剛走出不久,她身后響起一聲清晰的:“朔朔。”
她停住腳步,半響才轉過身,真誠真摯地說道:“回去吧。”
雨水順著淳淵的頭頂傾瀉而下,仿佛再大的雨也沖刷不掉他眼里的血絲。
兩人雨中靜靜站了片刻,淳淵才沙啞說道:“我只問你,靜好的身份,是你發現后向他們透露的嗎?”
朔朔搖頭,“不是我發現的,是他們發現后告訴我該怎么做的。后來我才知道,發現她身份的,是長公主。”
見他不說話,她頷首行了個禮,輕柔一聲:“雨大,回去吧。

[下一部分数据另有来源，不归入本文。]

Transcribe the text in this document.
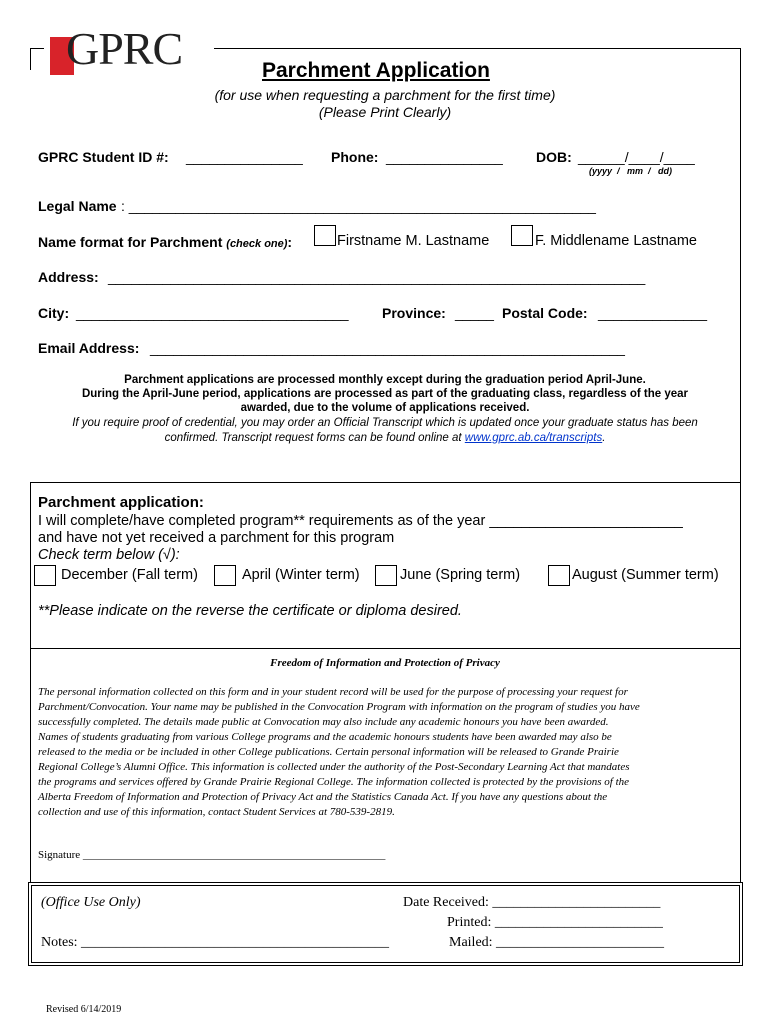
GPRC	Parchment Application
(for use when requesting a parchment for the first time)
(Please Print Clearly)
GPRC Student ID #: _______________ Phone: _______________ DOB: ______/____/____
(yyyy  /   mm  /   dd)
Legal Name : ____________________________________________________________
Name format for Parchment (check one):	Firstname M. Lastname	F. Middlename Lastname
Address: _____________________________________________________________________
City: ___________________________________ Province: _____ Postal Code: ______________
Email Address: _____________________________________________________________
Parchment applications are processed monthly except during the graduation period April-June.
During the April-June period, applications are processed as part of the graduating class, regardless of the year
awarded, due to the volume of applications received.
If you require proof of credential, you may order an Official Transcript which is updated once your graduate status has been
confirmed. Transcript request forms can be found online at www.gprc.ab.ca/transcripts.
Parchment application:
I will complete/have completed program** requirements as of the year ________________________
and have not yet received a parchment for this program
Check term below (√):
December (Fall term)	April (Winter term)	June (Spring term)	August (Summer term)
**Please indicate on the reverse the certificate or diploma desired.
Freedom of Information and Protection of Privacy
The personal information collected on this form and in your student record will be used for the purpose of processing your request for
Parchment/Convocation. Your name may be published in the Convocation Program with information on the program of studies you have
successfully completed. The details made public at Convocation may also include any academic honours you have been awarded.
Names of students graduating from various College programs and the academic honours students have been awarded may also be
released to the media or be included in other College publications. Certain personal information will be released to Grande Prairie
Regional College’s Alumni Office. This information is collected under the authority of the Post-Secondary Learning Act that mandates
the programs and services offered by Grande Prairie Regional College. The information collected is protected by the provisions of the
Alberta Freedom of Information and Protection of Privacy Act and the Statistics Canada Act. If you have any questions about the
collection and use of this information, contact Student Services at 780-539-2819.
Signature _______________________________________________________
(Office Use Only)	Date Received: ________________________
Printed: ________________________
Notes: ____________________________________________	Mailed: ________________________
Revised 6/14/2019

”
淳淵閉眼,眼淚混著雨水滴落進地底,他顫抖著唇角說道:“能……留下來嗎?”
朔朔抬頭望他,目光有些呆滯,良久才垂眸淺淺道:“往后,就讓我在佛門虔心贖罪吧。”
畢竟我欺騙過你,也傷害過你的朋友和師叔……她心想,又何來顏面再跟你朝花夕月共白首。
淳淵木訥地點著頭,說不出只言片語。看著那遠行的背影,他眼中的星光再次回歸沉寂。